For those wondering, since CockroachDB is not mentioned by name here, the post [1] from the same author on his own site does explicitly mention CockroachDB.
"However, (unlike Google Spanner) CockroachDB does not wait for the maximum clock skew bound to pass before committing a transaction. Therefore, it is possible in CockroachDB for a transaction to commit, and a later transaction to come along (that writes data to a different partition), that was caused by the earlier one (that started after the earlier one finished), and still receive an earlier timestamp than the earlier transaction."
Cockroach Labs themselves freely admit CRDB allows for causal reverse anomalies [1], and Kyle reproduced it in his Jepsen analysis [2].
HLCs don't prevent causal reverse, because they don’t guarantee message exchanges synchronously happen across nodes between transactions. Which most HLC implementations piggy back on to properly advance the HLC on each node.
I don’t know of an article describing it offhand. The issue arises where each transaction occurs on a different node or set of nodes, and the causal link between them is external to the dbms.

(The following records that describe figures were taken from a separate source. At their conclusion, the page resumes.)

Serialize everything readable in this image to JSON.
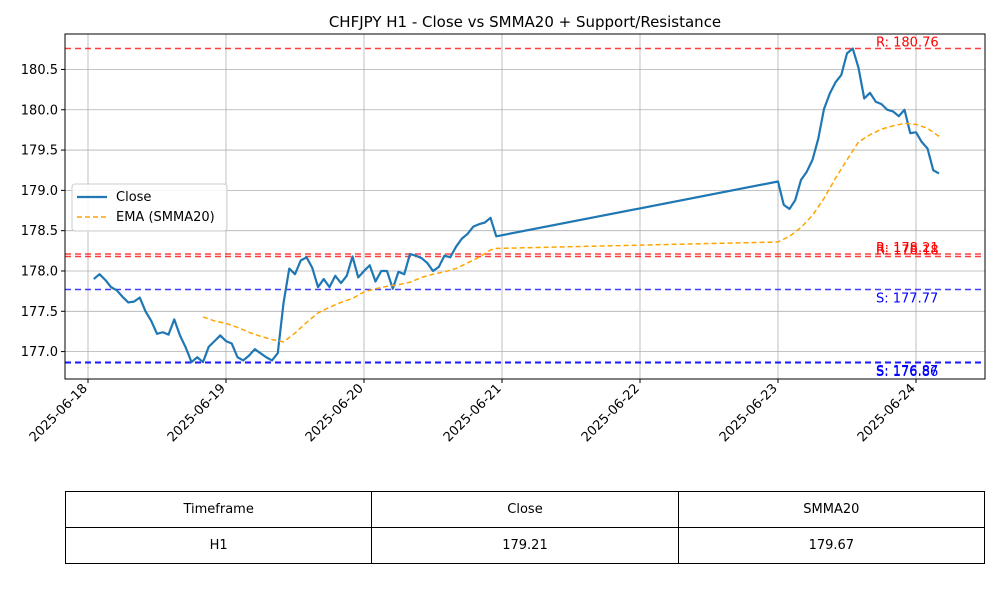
{
  "chart_data": {
    "type": "line",
    "title": "CHFJPY H1 - Close vs SMMA20 + Support/Resistance",
    "xlabel": "",
    "ylabel": "",
    "x_tick_labels": [
      "2025-06-18",
      "2025-06-19",
      "2025-06-20",
      "2025-06-21",
      "2025-06-22",
      "2025-06-23",
      "2025-06-24"
    ],
    "y_tick_labels": [
      "177.0",
      "177.5",
      "178.0",
      "178.5",
      "179.0",
      "179.5",
      "180.0",
      "180.5"
    ],
    "xlim": [
      "2025-06-17 20:00",
      "2025-06-24 12:00"
    ],
    "ylim": [
      176.66,
      180.94
    ],
    "grid": true,
    "legend_position": "center-left",
    "series": [
      {
        "name": "Close",
        "color": "#1f77b4",
        "style": "solid",
        "points": [
          [
            "2025-06-18 01:00",
            177.9
          ],
          [
            "2025-06-18 02:00",
            177.96
          ],
          [
            "2025-06-18 03:00",
            177.89
          ],
          [
            "2025-06-18 04:00",
            177.8
          ],
          [
            "2025-06-18 05:00",
            177.76
          ],
          [
            "2025-06-18 06:00",
            177.68
          ],
          [
            "2025-06-18 07:00",
            177.61
          ],
          [
            "2025-06-18 08:00",
            177.62
          ],
          [
            "2025-06-18 09:00",
            177.67
          ],
          [
            "2025-06-18 10:00",
            177.5
          ],
          [
            "2025-06-18 11:00",
            177.38
          ],
          [
            "2025-06-18 12:00",
            177.22
          ],
          [
            "2025-06-18 13:00",
            177.24
          ],
          [
            "2025-06-18 14:00",
            177.21
          ],
          [
            "2025-06-18 15:00",
            177.4
          ],
          [
            "2025-06-18 16:00",
            177.2
          ],
          [
            "2025-06-18 17:00",
            177.05
          ],
          [
            "2025-06-18 18:00",
            176.87
          ],
          [
            "2025-06-18 19:00",
            176.93
          ],
          [
            "2025-06-18 20:00",
            176.87
          ],
          [
            "2025-06-18 21:00",
            177.06
          ],
          [
            "2025-06-18 22:00",
            177.13
          ],
          [
            "2025-06-18 23:00",
            177.2
          ],
          [
            "2025-06-19 00:00",
            177.13
          ],
          [
            "2025-06-19 01:00",
            177.1
          ],
          [
            "2025-06-19 02:00",
            176.93
          ],
          [
            "2025-06-19 03:00",
            176.89
          ],
          [
            "2025-06-19 04:00",
            176.95
          ],
          [
            "2025-06-19 05:00",
            177.03
          ],
          [
            "2025-06-19 06:00",
            176.98
          ],
          [
            "2025-06-19 07:00",
            176.93
          ],
          [
            "2025-06-19 08:00",
            176.89
          ],
          [
            "2025-06-19 09:00",
            176.98
          ],
          [
            "2025-06-19 10:00",
            177.6
          ],
          [
            "2025-06-19 11:00",
            178.03
          ],
          [
            "2025-06-19 12:00",
            177.96
          ],
          [
            "2025-06-19 13:00",
            178.13
          ],
          [
            "2025-06-19 14:00",
            178.17
          ],
          [
            "2025-06-19 15:00",
            178.04
          ],
          [
            "2025-06-19 16:00",
            177.8
          ],
          [
            "2025-06-19 17:00",
            177.9
          ],
          [
            "2025-06-19 18:00",
            177.8
          ],
          [
            "2025-06-19 19:00",
            177.94
          ],
          [
            "2025-06-19 20:00",
            177.85
          ],
          [
            "2025-06-19 21:00",
            177.94
          ],
          [
            "2025-06-19 22:00",
            178.18
          ],
          [
            "2025-06-19 23:00",
            177.92
          ],
          [
            "2025-06-20 00:00",
            178.0
          ],
          [
            "2025-06-20 01:00",
            178.07
          ],
          [
            "2025-06-20 02:00",
            177.87
          ],
          [
            "2025-06-20 03:00",
            178.0
          ],
          [
            "2025-06-20 04:00",
            178.0
          ],
          [
            "2025-06-20 05:00",
            177.78
          ],
          [
            "2025-06-20 06:00",
            177.99
          ],
          [
            "2025-06-20 07:00",
            177.96
          ],
          [
            "2025-06-20 08:00",
            178.21
          ],
          [
            "2025-06-20 09:00",
            178.19
          ],
          [
            "2025-06-20 10:00",
            178.16
          ],
          [
            "2025-06-20 11:00",
            178.1
          ],
          [
            "2025-06-20 12:00",
            178.0
          ],
          [
            "2025-06-20 13:00",
            178.05
          ],
          [
            "2025-06-20 14:00",
            178.19
          ],
          [
            "2025-06-20 15:00",
            178.17
          ],
          [
            "2025-06-20 16:00",
            178.3
          ],
          [
            "2025-06-20 17:00",
            178.4
          ],
          [
            "2025-06-20 18:00",
            178.46
          ],
          [
            "2025-06-20 19:00",
            178.55
          ],
          [
            "2025-06-20 20:00",
            178.58
          ],
          [
            "2025-06-20 21:00",
            178.6
          ],
          [
            "2025-06-20 22:00",
            178.66
          ],
          [
            "2025-06-20 23:00",
            178.43
          ],
          [
            "2025-06-23 00:00",
            179.11
          ],
          [
            "2025-06-23 01:00",
            178.82
          ],
          [
            "2025-06-23 02:00",
            178.77
          ],
          [
            "2025-06-23 03:00",
            178.88
          ],
          [
            "2025-06-23 04:00",
            179.13
          ],
          [
            "2025-06-23 05:00",
            179.23
          ],
          [
            "2025-06-23 06:00",
            179.38
          ],
          [
            "2025-06-23 07:00",
            179.64
          ],
          [
            "2025-06-23 08:00",
            180.01
          ],
          [
            "2025-06-23 09:00",
            180.2
          ],
          [
            "2025-06-23 10:00",
            180.34
          ],
          [
            "2025-06-23 11:00",
            180.43
          ],
          [
            "2025-06-23 12:00",
            180.7
          ],
          [
            "2025-06-23 13:00",
            180.76
          ],
          [
            "2025-06-23 14:00",
            180.52
          ],
          [
            "2025-06-23 15:00",
            180.14
          ],
          [
            "2025-06-23 16:00",
            180.21
          ],
          [
            "2025-06-23 17:00",
            180.1
          ],
          [
            "2025-06-23 18:00",
            180.07
          ],
          [
            "2025-06-23 19:00",
            180.0
          ],
          [
            "2025-06-23 20:00",
            179.98
          ],
          [
            "2025-06-23 21:00",
            179.92
          ],
          [
            "2025-06-23 22:00",
            180.0
          ],
          [
            "2025-06-23 23:00",
            179.71
          ],
          [
            "2025-06-24 00:00",
            179.72
          ],
          [
            "2025-06-24 01:00",
            179.6
          ],
          [
            "2025-06-24 02:00",
            179.52
          ],
          [
            "2025-06-24 03:00",
            179.25
          ],
          [
            "2025-06-24 04:00",
            179.21
          ]
        ]
      },
      {
        "name": "EMA (SMMA20)",
        "color": "#ffa500",
        "style": "dashed",
        "points": [
          [
            "2025-06-18 20:00",
            177.43
          ],
          [
            "2025-06-18 22:00",
            177.38
          ],
          [
            "2025-06-19 00:00",
            177.35
          ],
          [
            "2025-06-19 02:00",
            177.3
          ],
          [
            "2025-06-19 04:00",
            177.24
          ],
          [
            "2025-06-19 06:00",
            177.19
          ],
          [
            "2025-06-19 08:00",
            177.15
          ],
          [
            "2025-06-19 10:00",
            177.12
          ],
          [
            "2025-06-19 12:00",
            177.23
          ],
          [
            "2025-06-19 14:00",
            177.36
          ],
          [
            "2025-06-19 16:00",
            177.48
          ],
          [
            "2025-06-19 18:00",
            177.55
          ],
          [
            "2025-06-19 20:00",
            177.61
          ],
          [
            "2025-06-19 22:00",
            177.66
          ],
          [
            "2025-06-20 00:00",
            177.74
          ],
          [
            "2025-06-20 02:00",
            177.78
          ],
          [
            "2025-06-20 04:00",
            177.81
          ],
          [
            "2025-06-20 06:00",
            177.83
          ],
          [
            "2025-06-20 08:00",
            177.86
          ],
          [
            "2025-06-20 10:00",
            177.92
          ],
          [
            "2025-06-20 12:00",
            177.96
          ],
          [
            "2025-06-20 14:00",
            177.99
          ],
          [
            "2025-06-20 16:00",
            178.03
          ],
          [
            "2025-06-20 18:00",
            178.1
          ],
          [
            "2025-06-20 20:00",
            178.17
          ],
          [
            "2025-06-20 22:00",
            178.26
          ],
          [
            "2025-06-20 23:00",
            178.28
          ],
          [
            "2025-06-23 00:00",
            178.36
          ],
          [
            "2025-06-23 02:00",
            178.43
          ],
          [
            "2025-06-23 04:00",
            178.54
          ],
          [
            "2025-06-23 06:00",
            178.69
          ],
          [
            "2025-06-23 08:00",
            178.9
          ],
          [
            "2025-06-23 10:00",
            179.15
          ],
          [
            "2025-06-23 12:00",
            179.38
          ],
          [
            "2025-06-23 14:00",
            179.6
          ],
          [
            "2025-06-23 16:00",
            179.69
          ],
          [
            "2025-06-23 18:00",
            179.76
          ],
          [
            "2025-06-23 20:00",
            179.8
          ],
          [
            "2025-06-23 22:00",
            179.83
          ],
          [
            "2025-06-24 00:00",
            179.82
          ],
          [
            "2025-06-24 02:00",
            179.77
          ],
          [
            "2025-06-24 04:00",
            179.67
          ]
        ]
      }
    ],
    "levels": [
      {
        "kind": "resistance",
        "value": 180.76,
        "label": "R: 180.76",
        "color": "#ff0000"
      },
      {
        "kind": "resistance",
        "value": 178.21,
        "label": "R: 178.21",
        "color": "#ff0000"
      },
      {
        "kind": "resistance",
        "value": 178.18,
        "label": "R: 178.18",
        "color": "#ff0000"
      },
      {
        "kind": "support",
        "value": 177.77,
        "label": "S: 177.77",
        "color": "#0000ff"
      },
      {
        "kind": "support",
        "value": 176.87,
        "label": "S: 176.87",
        "color": "#0000ff"
      },
      {
        "kind": "support",
        "value": 176.86,
        "label": "S: 176.86",
        "color": "#0000ff"
      }
    ]
  },
  "table": {
    "headers": [
      "Timeframe",
      "Close",
      "SMMA20"
    ],
    "row": [
      "H1",
      "179.21",
      "179.67"
    ]
  }
}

In this case, it’s possible for each transaction to independently commit without the necessary message exchanges to ensure their HLC based timestamps correspond with their causal order. In other words since the client doesn’t participate in the HLC scheme, it breaks the causal chain and can allow an HLC-based system to assign out of order timestamps.
This is hinted at in the HLC paper but it’s not very clear: Section 2 limits the definition of “happens before” to only apply to events which occur on the same node or after a message is received from another node.
Isn’t that just describing reintroducing waiting out the uncertainty window in order gain back external consistency? I’m not sure that ends up being substantially different from TrueTime.
Yeah, that's why I was asking. I've seen some various comments about the details of this but nothing definitive. I'm hoping when I have the mental bandwidth to sit down and go through the TLA proofs of HLC I'll fully grok it.
One immediate difference between TrueTime and HLC springs to mind though: TT knows the clock ambiguity when the timestamp was generated, HLC does not. So in practice I think TT may see much shorter wait intervals, than HLC which would have to conservative wait out the maximum clock drift estimate allowed.
A skim through the cdb source is consistent with this. It looks like when they hit a read/write conflict where the write has a non-zero logical component in it's HLC stamp, then they wait out any remaining portion of the ambiguity window. Since the max offset is around 400ms, that seems like it could hurt pretty bad under contended writes.
I think HLC would get more interesting if the stamps were extended with the ambiguity interval at stamp time.
I think they solve this with throwing an error and having the caller issue a retry and subsequent retries are issued with a higher priority so that the retried query is more likely to succeed. Whether or not this is good or bad or ideal or not I don't know.
This is Dan Abadi we're talking about. More importantly, the points he makes are important, clear and true. If that causes heartburn for Vendor A and pride for Vendor B, that's secondary. The primary goal is to help users of distributed database systems understand the kind of trouble they can encounter with anything less than strict serializability.
NB: there are important applications where correctness in specific situations is not paramount. Double-click and ad-serving companies in general are more concerned about speed and throughput and are generally willing to have approximate correctness. Strict serializability isn't a universal value, but it's good to know about when you DO care about the kinds of anomalies Dan illustrates.